Q&A

Futures For You

with Carley Garner

Carley Garner Portrait

Inside The Futures World
Want to find out how the futures markets really work? DeCarley Trading senior analyst and broker Carley Garner responds to your questions about today’s futures markets. To submit a question, post your question at http://Message-Boards.Traders.com. Answers will be posted there, and selected questions will appear in a future issue of S&C. Visit Garner at www.DeCarleyTrading.com. Her books, Commodity Options and A Trader’s First Book On Commodities, are available from FT Press.

HEDGING PRICE RISK
Is there a way to hedge price risk in the futures market without giving up potential for favorable price movement?

The goal of a perfect hedge is to eliminate the price risk exposure in any particular market. In doing so, however, the end user also gives up any favorable price movement.

Hedging is like any other form of insurance; consumers pay a premium to insurance companies to protect themselves from unfavorable events that will likely never occur. In other words, it isn’t possible to enjoy the benefits of protection without giving something up. But that doesn’t mean that the hedge itself can’t be strategic.

Whether you are a producer or a user of commodities, you can purchase price protection in the form of a long option. For instance, if your business consumes large quantities of gasoline and is vulnerable to higher energy costs, you can purchase insurance against prices moving beyond a certain point by buying a call option. Doing so will be expensive, but it does provide absolute protection above the strike price of the option and leave the door open for falling prices. As appealing as this sounds on paper, I don’t believe it to be the best way to hedge. After all, options have a limited life span, and the money spent buying protection when it is not needed will certainly act as a tax against any favorable price movement.

Perhaps a better way to establish a price hedge is a modification of a simple long or short futures hedge. For instance, a corn farmer expecting a yield of 20,000 bushels in the autumn might want to lock in the sales price of his crop well before harvest. Traditionally, a farmer would simply sell four September or December (depending on expected time horizon and preference) corn futures contracts (each contract represents 5,000 bushels). Doing so locks in the sales price and eliminates the risk of adverse price movement from the time the hedge is established to the time it is offset (at the time of the sale of the crop). However, it would also prevent the farmer from benefiting from higher corn prices during the same time frame. Simply stated, although this form of insurance doesn’t involve an initial cost or premium, a long option hedge would, but there is a substantial opportunity cost in the form of forgone price improvement.

In the case of a short hedger, futures contracts can be sold short incrementally as the market rallies into technically overbought levels.The optimal course of action is an attempt to take the best of both worlds. For instance, failure to use the futures markets to hedge price risk exposure in the cash market is equivalent to cash market speculation. In other words, a soybean farmer who isn’t hedging is essentially wagering on higher grain prices.

In some circumstances, this might make sense. For example, if soybean prices are at seasonally or historically low levels, it seems wise to leave some upward price potential or maybe opt not to hedge at all. On the contrary, if prices are near all-time highs, it is imperative that most of the price exposure is hedged.
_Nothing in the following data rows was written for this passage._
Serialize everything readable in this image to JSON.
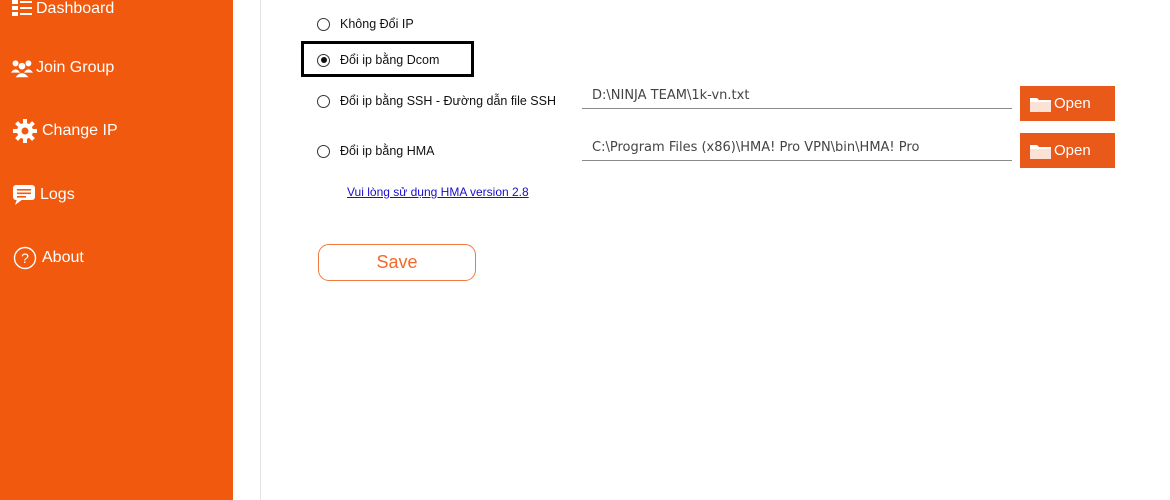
{
  "sidebar": {
    "items": [
      {
        "label": "Dashboard",
        "icon": "dashboard-icon"
      },
      {
        "label": "Join Group",
        "icon": "group-icon"
      },
      {
        "label": "Change IP",
        "icon": "gear-icon"
      },
      {
        "label": "Logs",
        "icon": "chat-icon"
      },
      {
        "label": "About",
        "icon": "question-icon"
      }
    ]
  },
  "options": {
    "no_change": "Không Đổi IP",
    "dcom": "Đổi ip bằng Dcom",
    "ssh": "Đổi ip bằng SSH - Đường dẫn file SSH",
    "hma": "Đổi ip bằng HMA",
    "selected": "dcom"
  },
  "ssh_path": {
    "value": "D:\\NINJA TEAM\\1k-vn.txt"
  },
  "hma_path": {
    "value": "C:\\Program Files (x86)\\HMA! Pro VPN\\bin\\HMA! Pro"
  },
  "buttons": {
    "open_label": "Open",
    "save_label": "Save"
  },
  "hint": "Vui lòng sử dụng HMA version 2.8",
  "colors": {
    "sidebar": "#f15a0e",
    "button": "#e8591a",
    "save_border": "#f07a3d",
    "link": "#1a0dcc"
  }
}
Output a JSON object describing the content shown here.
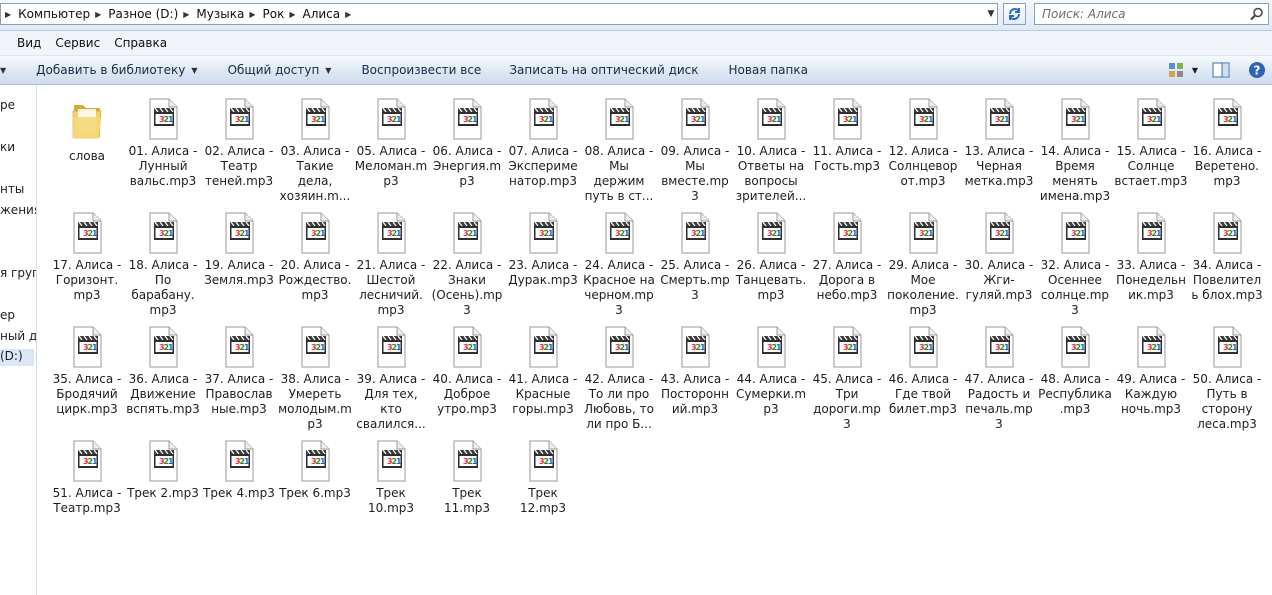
{
  "address": {
    "crumbs": [
      "Компьютер",
      "Разное (D:)",
      "Музыка",
      "Рок",
      "Алиса"
    ]
  },
  "search": {
    "placeholder": "Поиск: Алиса"
  },
  "menu": [
    "Вид",
    "Сервис",
    "Справка"
  ],
  "commands": {
    "library": "Добавить в библиотеку",
    "share": "Общий доступ",
    "play_all": "Воспроизвести все",
    "burn": "Записать на оптический диск",
    "new_folder": "Новая папка"
  },
  "nav": [
    {
      "label": "ре"
    },
    {
      "label": "ки"
    },
    {
      "label": "нты"
    },
    {
      "label": "жения"
    },
    {
      "label": "я груп"
    },
    {
      "label": "ер"
    },
    {
      "label": "ный ди"
    },
    {
      "label": "(D:)"
    }
  ],
  "items": [
    {
      "type": "folder",
      "label": "слова"
    },
    {
      "type": "media",
      "label": "01. Алиса - Лунный вальс.mp3"
    },
    {
      "type": "media",
      "label": "02. Алиса - Театр теней.mp3"
    },
    {
      "type": "media",
      "label": "03. Алиса - Такие дела, хозяин.m..."
    },
    {
      "type": "media",
      "label": "05. Алиса - Меломан.mp3"
    },
    {
      "type": "media",
      "label": "06. Алиса - Энергия.mp3"
    },
    {
      "type": "media",
      "label": "07. Алиса - Эксперименатор.mp3"
    },
    {
      "type": "media",
      "label": "08. Алиса - Мы держим путь в ст..."
    },
    {
      "type": "media",
      "label": "09. Алиса - Мы вместе.mp3"
    },
    {
      "type": "media",
      "label": "10. Алиса - Ответы на вопросы зрителей...."
    },
    {
      "type": "media",
      "label": "11. Алиса - Гость.mp3"
    },
    {
      "type": "media",
      "label": "12. Алиса - Солнцеворот.mp3"
    },
    {
      "type": "media",
      "label": "13. Алиса - Черная метка.mp3"
    },
    {
      "type": "media",
      "label": "14. Алиса - Время менять имена.mp3"
    },
    {
      "type": "media",
      "label": "15. Алиса - Солнце встает.mp3"
    },
    {
      "type": "media",
      "label": "16. Алиса - Веретено.mp3"
    },
    {
      "type": "media",
      "label": "17. Алиса - Горизонт.mp3"
    },
    {
      "type": "media",
      "label": "18. Алиса - По барабану.mp3"
    },
    {
      "type": "media",
      "label": "19. Алиса - Земля.mp3"
    },
    {
      "type": "media",
      "label": "20. Алиса - Рождество.mp3"
    },
    {
      "type": "media",
      "label": "21. Алиса - Шестой лесничий.mp3"
    },
    {
      "type": "media",
      "label": "22. Алиса - Знаки (Осень).mp3"
    },
    {
      "type": "media",
      "label": "23. Алиса - Дурак.mp3"
    },
    {
      "type": "media",
      "label": "24. Алиса - Красное на черном.mp3"
    },
    {
      "type": "media",
      "label": "25. Алиса - Смерть.mp3"
    },
    {
      "type": "media",
      "label": "26. Алиса - Танцевать.mp3"
    },
    {
      "type": "media",
      "label": "27. Алиса - Дорога в небо.mp3"
    },
    {
      "type": "media",
      "label": "29. Алиса - Мое поколение.mp3"
    },
    {
      "type": "media",
      "label": "30. Алиса - Жги-гуляй.mp3"
    },
    {
      "type": "media",
      "label": "32. Алиса - Осеннее солнце.mp3"
    },
    {
      "type": "media",
      "label": "33. Алиса - Понедельник.mp3"
    },
    {
      "type": "media",
      "label": "34. Алиса - Повелитель блох.mp3"
    },
    {
      "type": "media",
      "label": "35. Алиса - Бродячий цирк.mp3"
    },
    {
      "type": "media",
      "label": "36. Алиса - Движение вспять.mp3"
    },
    {
      "type": "media",
      "label": "37. Алиса - Православные.mp3"
    },
    {
      "type": "media",
      "label": "38. Алиса - Умереть молодым.mp3"
    },
    {
      "type": "media",
      "label": "39. Алиса - Для тех, кто свалился..."
    },
    {
      "type": "media",
      "label": "40. Алиса - Доброе утро.mp3"
    },
    {
      "type": "media",
      "label": "41. Алиса - Красные горы.mp3"
    },
    {
      "type": "media",
      "label": "42. Алиса - То ли про Любовь, то ли про Б..."
    },
    {
      "type": "media",
      "label": "43. Алиса - Посторонний.mp3"
    },
    {
      "type": "media",
      "label": "44. Алиса - Сумерки.mp3"
    },
    {
      "type": "media",
      "label": "45. Алиса - Три дороги.mp3"
    },
    {
      "type": "media",
      "label": "46. Алиса - Где твой билет.mp3"
    },
    {
      "type": "media",
      "label": "47. Алиса - Радость и печаль.mp3"
    },
    {
      "type": "media",
      "label": "48. Алиса - Республика.mp3"
    },
    {
      "type": "media",
      "label": "49. Алиса - Каждую ночь.mp3"
    },
    {
      "type": "media",
      "label": "50. Алиса - Путь в сторону леса.mp3"
    },
    {
      "type": "media",
      "label": "51. Алиса - Театр.mp3"
    },
    {
      "type": "media",
      "label": "Трек 2.mp3"
    },
    {
      "type": "media",
      "label": "Трек 4.mp3"
    },
    {
      "type": "media",
      "label": "Трек 6.mp3"
    },
    {
      "type": "media",
      "label": "Трек 10.mp3"
    },
    {
      "type": "media",
      "label": "Трек 11.mp3"
    },
    {
      "type": "media",
      "label": "Трек 12.mp3"
    }
  ]
}
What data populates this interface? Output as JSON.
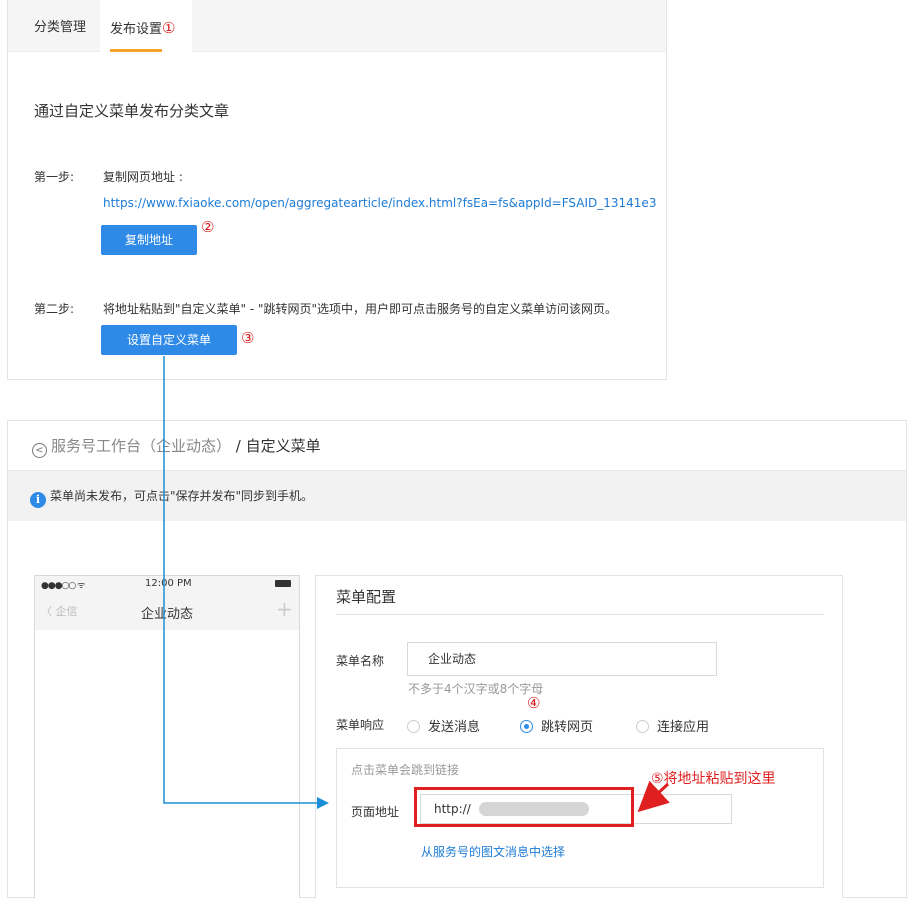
{
  "tabs": {
    "category": "分类管理",
    "publish": "发布设置",
    "num1": "①"
  },
  "publish": {
    "intro": "通过自定义菜单发布分类文章",
    "step1_label": "第一步:",
    "copy_url_label": "复制网页地址 :",
    "url": "https://www.fxiaoke.com/open/aggregatearticle/index.html?fsEa=fs&appId=FSAID_13141e3",
    "copy_btn": "复制地址",
    "num2": "②",
    "step2_label": "第二步:",
    "step2_text": "将地址粘贴到\"自定义菜单\" - \"跳转网页\"选项中，用户即可点击服务号的自定义菜单访问该网页。",
    "set_menu_btn": "设置自定义菜单",
    "num3": "③"
  },
  "breadcrumb": {
    "back_icon": "<",
    "link": "服务号工作台（企业动态）",
    "sep": " / ",
    "current": "自定义菜单"
  },
  "notice": {
    "icon": "i",
    "text": "菜单尚未发布，可点击\"保存并发布\"同步到手机。"
  },
  "phone": {
    "signal": "●●●○○ ᯤ",
    "time": "12:00 PM",
    "back": "〈 企信",
    "title": "企业动态",
    "plus": "+"
  },
  "config": {
    "title": "菜单配置",
    "name_label": "菜单名称",
    "name_value": "企业动态",
    "name_hint": "不多于4个汉字或8个字母",
    "response_label": "菜单响应",
    "options": [
      "发送消息",
      "跳转网页",
      "连接应用"
    ],
    "selected": "跳转网页",
    "num4": "④",
    "link_hint": "点击菜单会跳到链接",
    "url_label": "页面地址",
    "url_value": "http://",
    "from_news": "从服务号的图文消息中选择"
  },
  "annotation": {
    "num5_text": "⑤将地址粘贴到这里"
  },
  "colors": {
    "accent": "#2e8ae6",
    "link": "#1d7bd6",
    "annotation_red": "#e02020",
    "tab_underline": "#f5a32a"
  }
}
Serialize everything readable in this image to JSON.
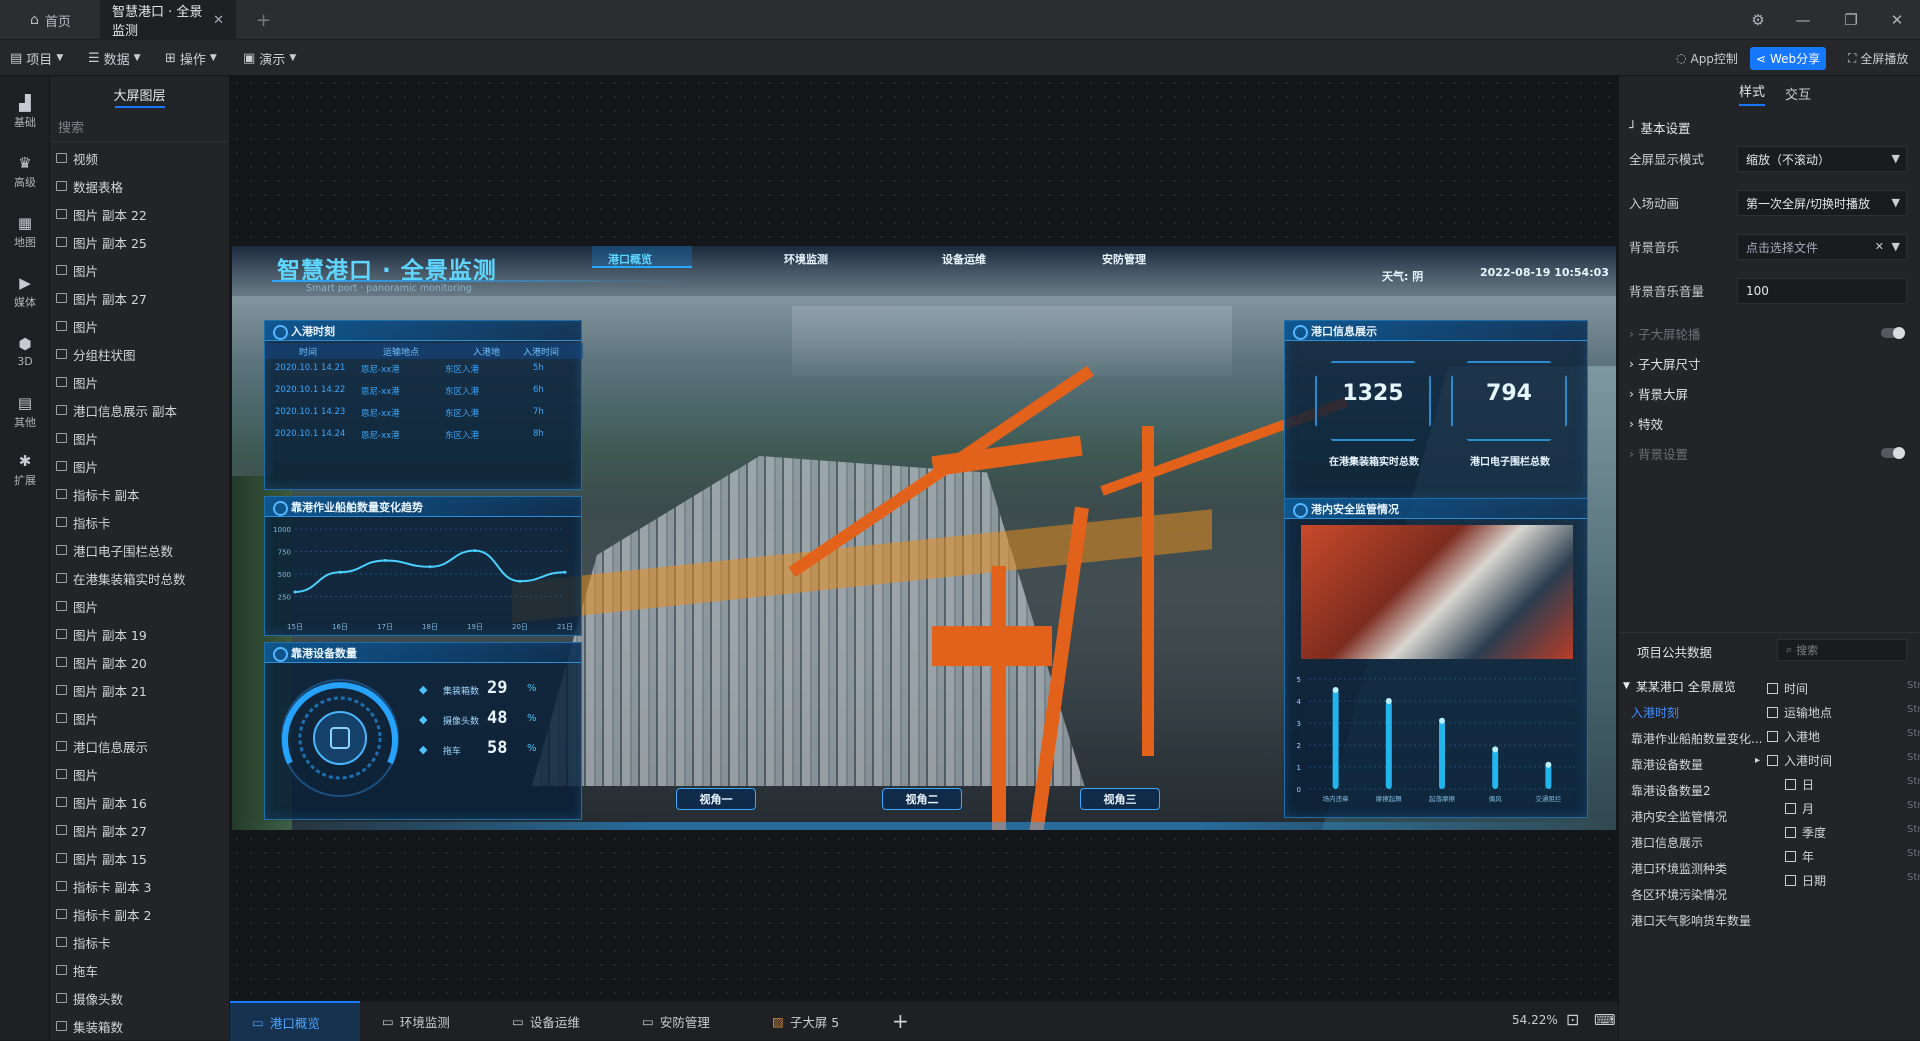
{
  "titlebar": {
    "home_tab": "首页",
    "active_tab": "智慧港口 · 全景监测",
    "new_tab": "+"
  },
  "menubar": {
    "menus": [
      "项目",
      "数据",
      "操作",
      "演示"
    ],
    "app_control": "App控制",
    "web_share": "Web分享",
    "fullscreen": "全屏播放"
  },
  "iconbar": {
    "items": [
      "基础",
      "高级",
      "地图",
      "媒体",
      "3D",
      "其他",
      "扩展"
    ]
  },
  "layers": {
    "title": "大屏图层",
    "search_placeholder": "搜索",
    "items": [
      {
        "label": "视频",
        "icon": "video-icon"
      },
      {
        "label": "数据表格",
        "icon": "table-icon"
      },
      {
        "label": "图片 副本 22",
        "icon": "image-icon"
      },
      {
        "label": "图片 副本 25",
        "icon": "image-icon"
      },
      {
        "label": "图片",
        "icon": "image-icon"
      },
      {
        "label": "图片 副本 27",
        "icon": "image-icon"
      },
      {
        "label": "图片",
        "icon": "image-icon"
      },
      {
        "label": "分组柱状图",
        "icon": "bar-chart-icon"
      },
      {
        "label": "图片",
        "icon": "image-icon"
      },
      {
        "label": "港口信息展示 副本",
        "icon": "text-icon"
      },
      {
        "label": "图片",
        "icon": "image-icon"
      },
      {
        "label": "图片",
        "icon": "image-icon"
      },
      {
        "label": "指标卡 副本",
        "icon": "number-icon"
      },
      {
        "label": "指标卡",
        "icon": "number-icon"
      },
      {
        "label": "港口电子围栏总数",
        "icon": "text-icon"
      },
      {
        "label": "在港集装箱实时总数",
        "icon": "text-icon"
      },
      {
        "label": "图片",
        "icon": "image-icon"
      },
      {
        "label": "图片 副本 19",
        "icon": "image-icon"
      },
      {
        "label": "图片 副本 20",
        "icon": "image-icon"
      },
      {
        "label": "图片 副本 21",
        "icon": "image-icon"
      },
      {
        "label": "图片",
        "icon": "image-icon"
      },
      {
        "label": "港口信息展示",
        "icon": "text-icon"
      },
      {
        "label": "图片",
        "icon": "image-icon"
      },
      {
        "label": "图片 副本 16",
        "icon": "image-icon"
      },
      {
        "label": "图片 副本 27",
        "icon": "image-icon"
      },
      {
        "label": "图片 副本 15",
        "icon": "image-icon"
      },
      {
        "label": "指标卡 副本 3",
        "icon": "number-icon"
      },
      {
        "label": "指标卡 副本 2",
        "icon": "number-icon"
      },
      {
        "label": "指标卡",
        "icon": "number-icon"
      },
      {
        "label": "拖车",
        "icon": "text-icon"
      },
      {
        "label": "摄像头数",
        "icon": "text-icon"
      },
      {
        "label": "集装箱数",
        "icon": "text-icon"
      }
    ]
  },
  "dashboard": {
    "title": "智慧港口 · 全景监测",
    "subtitle": "Smart port · panoramic monitoring",
    "nav": [
      "港口概览",
      "环境监测",
      "设备运维",
      "安防管理"
    ],
    "weather": "天气: 阴",
    "datetime": "2022-08-19 10:54:03",
    "entry_panel": {
      "title": "入港时刻",
      "headers": [
        "时间",
        "运输地点",
        "入港地",
        "入港时间"
      ],
      "rows": [
        [
          "2020.10.1 14.21",
          "恩尼-xx港",
          "东区入港",
          "5h"
        ],
        [
          "2020.10.1 14.22",
          "恩尼-xx港",
          "东区入港",
          "6h"
        ],
        [
          "2020.10.1 14.23",
          "恩尼-xx港",
          "东区入港",
          "7h"
        ],
        [
          "2020.10.1 14.24",
          "恩尼-xx港",
          "东区入港",
          "8h"
        ]
      ]
    },
    "ships_panel": {
      "title": "靠港作业船舶数量变化趋势"
    },
    "equip_panel": {
      "title": "靠港设备数量",
      "items": [
        {
          "label": "集装箱数",
          "value": "29",
          "unit": "%"
        },
        {
          "label": "摄像头数",
          "value": "48",
          "unit": "%"
        },
        {
          "label": "拖车",
          "value": "58",
          "unit": "%"
        }
      ]
    },
    "info_panel": {
      "title": "港口信息展示",
      "containers_value": "1325",
      "containers_label": "在港集装箱实时总数",
      "fence_value": "794",
      "fence_label": "港口电子围栏总数"
    },
    "safety_panel": {
      "title": "港内安全监管情况"
    },
    "views": [
      "视角一",
      "视角二",
      "视角三"
    ]
  },
  "chart_data": [
    {
      "type": "line",
      "title": "靠港作业船舶数量变化趋势",
      "x": [
        "15日",
        "16日",
        "17日",
        "18日",
        "19日",
        "20日",
        "21日"
      ],
      "ylim": [
        0,
        1000
      ],
      "yticks": [
        "1000",
        "750",
        "500",
        "250"
      ],
      "series": [
        {
          "values": [
            300,
            520,
            650,
            580,
            760,
            420,
            520
          ]
        }
      ]
    },
    {
      "type": "bar",
      "categories": [
        "场内违章",
        "摩擦起舞",
        "起落摩擦",
        "偶风",
        "交通阻拦"
      ],
      "ylim": [
        0,
        5
      ],
      "yticks": [
        "5",
        "4",
        "3",
        "2",
        "1",
        "0"
      ],
      "values": [
        4.5,
        4.0,
        3.1,
        1.8,
        1.1
      ]
    }
  ],
  "bottombar": {
    "tabs": [
      "港口概览",
      "环境监测",
      "设备运维",
      "安防管理",
      "子大屏 5"
    ],
    "add": "+",
    "zoom": "54.22%"
  },
  "rightpanel": {
    "tabs": [
      "样式",
      "交互"
    ],
    "basic_settings": "基本设置",
    "fullscreen_mode_label": "全屏显示模式",
    "fullscreen_mode_value": "缩放（不滚动）",
    "entry_anim_label": "入场动画",
    "entry_anim_value": "第一次全屏/切换时播放",
    "bgm_label": "背景音乐",
    "bgm_value": "点击选择文件",
    "bgm_volume_label": "背景音乐音量",
    "bgm_volume_value": "100",
    "sections": [
      "子大屏轮播",
      "子大屏尺寸",
      "背景大屏",
      "特效",
      "背景设置"
    ],
    "public_data_title": "项目公共数据",
    "public_search_placeholder": "搜索",
    "dataset_group": "某某港口 全景展览",
    "datasets": [
      "入港时刻",
      "靠港作业船舶数量变化...",
      "靠港设备数量",
      "靠港设备数量2",
      "港内安全监管情况",
      "港口信息展示",
      "港口环境监测种类",
      "各区环境污染情况",
      "港口天气影响货车数量"
    ],
    "fields": [
      "时间",
      "运输地点",
      "入港地",
      "入港时间",
      "日",
      "月",
      "季度",
      "年",
      "日期"
    ],
    "field_type": "Str"
  }
}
I recall speaking to wheat farmers in 2008; as wheat prices were peaking near $13, many farmers were holding out for higher prices ($18 was the pipe dream) rather than locking in a fantastic year, or at least hedging some of their price risk.

Ideally, a hedge should only be established if prices are expected or are likely to move unfavorably. Unfortunately, without a crystal ball it is nearly impossible to know when a hedge is optimal and when to simply let the market work for you. In essence, you can’t control the market but you can control how you react to price movement.

Hedges don’t have to be an all-or-nothing proposal; I suggest using standard technical analysis techniques to determine overbought and oversold market conditions. There are ways to implement partial hedges, or sell option premium around a futures hedge to mitigate the frustration of hedging too early and producing income to the hedger. By taking the best of both worlds, producers can reduce, but not eliminate, the price risk while giving themselves the opportunity for a blockbuster year.

In the case of a short hedger, futures contracts can be sold short incrementally as the market rallies into technically overbought levels. On the flip side, as prices fall into oversold territory, it might be prudent to sell out-of-the-money puts against already established short futures hedges. Note that this strategy should only be done in volatile and oversold market conditions.

In addition, the timing of the hedge should be in accordance with seasonal tendencies. Specifically, grain prices tend to rally from the October lows, suffer from a February break, and then rally into mid- to early summer. Therefore, it doesn’t make sense to attempt to hedge in November at a time when prices tend to be supported. On the other hand, placing incremental hedges during the spring rally could be a winning strategy.

Once short futures are in place, sudden spurts of downside volatility might create an environment in which your hedge can produce income through premium collection, or simply selling puts at distant strikes. This is similar to a covered-call strategy in stocks, but it is in the opposite direction. Because the hedger is short futures, there is no risk other than the possibility of losing the benefits of the futures hedge below the strike of the short put.